Max to ask them to ask them to clarify

2023-09-04

Minutes

Sangwhan: the permission model - serial needs permission and bluetooth needs permission - those are separate. How does that work? Do you need both bluetooth and serial at the same time? The permission gate would be at a different API surface trigger... couldn't see how that's supposed to work. There might be cases where you want to grant browser enumeration of serial devices but not bluetooth serial?

Yves: you will enumerate on bluetooth and then it ..

Dan: feels to me this is something the browser should be doing - seems like this is a bluetooth thing but it's using the serial profile so browser exposes it using the webserial api to the application and as far as the app is concerned it's a serial device

Sangwhan: so browser does the initial... pairing process.. at the point you paired.. is that required before you can enumerate a serial port?

Dan: in that case.. most devices have a mechnism to pair a bluetooth thing that's built into the OS. Why not have the device do the pairing? Abstract away the fact that's bluetooth. Why does the web application have to know that it's bluetooth? Why doesn't it just see it as a serial device and bluetooth is hidden away

Sangwhan: that's what I think I'm reading from the explainer. There's an implication that the bluetooth connection has already been made and that i'tll be exposed a serial, but who does the bluetooth pairing? If it's the browser.. what is the lifecycle that goes from bluetooth pairing to this. I don't undderstand how that's supposed to work. If the implication is that the OS is supposed to have paired it .. if it's a serial port already at the point it reaches the browser that's fine, but what if you want to do it fully on the browser? How do permissions work in that case?

Dan: agree. It's obviously using the serial api

Sangwhan: but what happens before that

Dan: what's the full flow

Sangwhan: it's valid to answer that it's supposed to be paired at the OS level.

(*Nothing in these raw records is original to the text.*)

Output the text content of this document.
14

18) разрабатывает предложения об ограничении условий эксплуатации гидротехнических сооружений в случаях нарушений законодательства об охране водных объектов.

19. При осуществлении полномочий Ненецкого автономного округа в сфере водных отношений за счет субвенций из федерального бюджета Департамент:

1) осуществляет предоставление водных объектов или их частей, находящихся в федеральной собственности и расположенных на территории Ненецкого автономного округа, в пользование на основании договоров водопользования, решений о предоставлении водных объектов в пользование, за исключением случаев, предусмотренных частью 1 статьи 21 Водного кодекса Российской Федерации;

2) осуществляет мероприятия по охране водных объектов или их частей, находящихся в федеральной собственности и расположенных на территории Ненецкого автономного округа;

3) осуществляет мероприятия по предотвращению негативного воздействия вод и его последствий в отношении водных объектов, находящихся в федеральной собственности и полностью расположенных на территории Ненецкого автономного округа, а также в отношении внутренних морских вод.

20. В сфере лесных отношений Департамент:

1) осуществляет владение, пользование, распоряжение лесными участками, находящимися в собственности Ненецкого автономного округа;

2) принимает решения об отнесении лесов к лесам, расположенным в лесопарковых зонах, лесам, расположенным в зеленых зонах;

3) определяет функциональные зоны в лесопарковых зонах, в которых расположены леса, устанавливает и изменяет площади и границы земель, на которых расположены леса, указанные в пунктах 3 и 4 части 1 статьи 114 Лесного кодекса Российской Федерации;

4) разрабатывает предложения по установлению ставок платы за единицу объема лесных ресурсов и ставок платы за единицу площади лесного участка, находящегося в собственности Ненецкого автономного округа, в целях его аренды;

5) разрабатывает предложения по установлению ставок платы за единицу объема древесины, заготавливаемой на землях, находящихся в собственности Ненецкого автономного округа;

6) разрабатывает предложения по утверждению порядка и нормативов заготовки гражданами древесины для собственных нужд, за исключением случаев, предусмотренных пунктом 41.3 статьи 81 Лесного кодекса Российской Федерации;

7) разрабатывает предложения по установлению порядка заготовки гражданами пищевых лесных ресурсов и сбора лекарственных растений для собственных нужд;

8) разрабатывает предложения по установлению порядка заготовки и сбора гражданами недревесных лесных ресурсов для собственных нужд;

But then I have questions about ChromeOS.. (homework for myself)

Dan: drafted my comment.. I'm personally not against this API. I'll leave it and Sangwhan you can follow up with anything additional

<blockquote> There's no doubt that communicating with devices, particularly in an educational context as you've elaborated, is a compelling use case for computer programs. Clearly, however, there is a difference of opinion amongst implementers about whether web applications should be empowered to make such connections.

We've reviewed the Web Bluetooth API posotively.

We've also reviewed the web serial API - for which we recognized the use case but also we expressed concerns about multi-stakeholder support.

Speaking personally, I'm a big supporter of these APIs. I've personally demonstrated Web Bluetooth on stage at developer events. I fully get it. However, as TAG I have to acknolwedge that the development of these capabilities has not brought other implementers along.

Putting aside the multi-stakeholder considerations, we're not clear on some aspects of the user flow and permission model. The explainer could benefit from spelling out how a device gets connected, how the permissions are requested, etc... ?

</blockquote>
2023-09-25

Minutes

Sangwhan to write closing comment as satisfied with concerns

2023-09-25

Minutes

Dan: considering this is building on top of web serial, which we did not have negative feedback on, and that they have documented use cases and user needs - specifically in the education space - it feels like this should get a "satisified with concerns" from us - the concerns being the multi-stakeholder support which is really the underlying web serial and web bluetooth.

Sangwhan: OK with that. No concerns with the design.

Dan: will set to proposed closing and we can close at the plenary.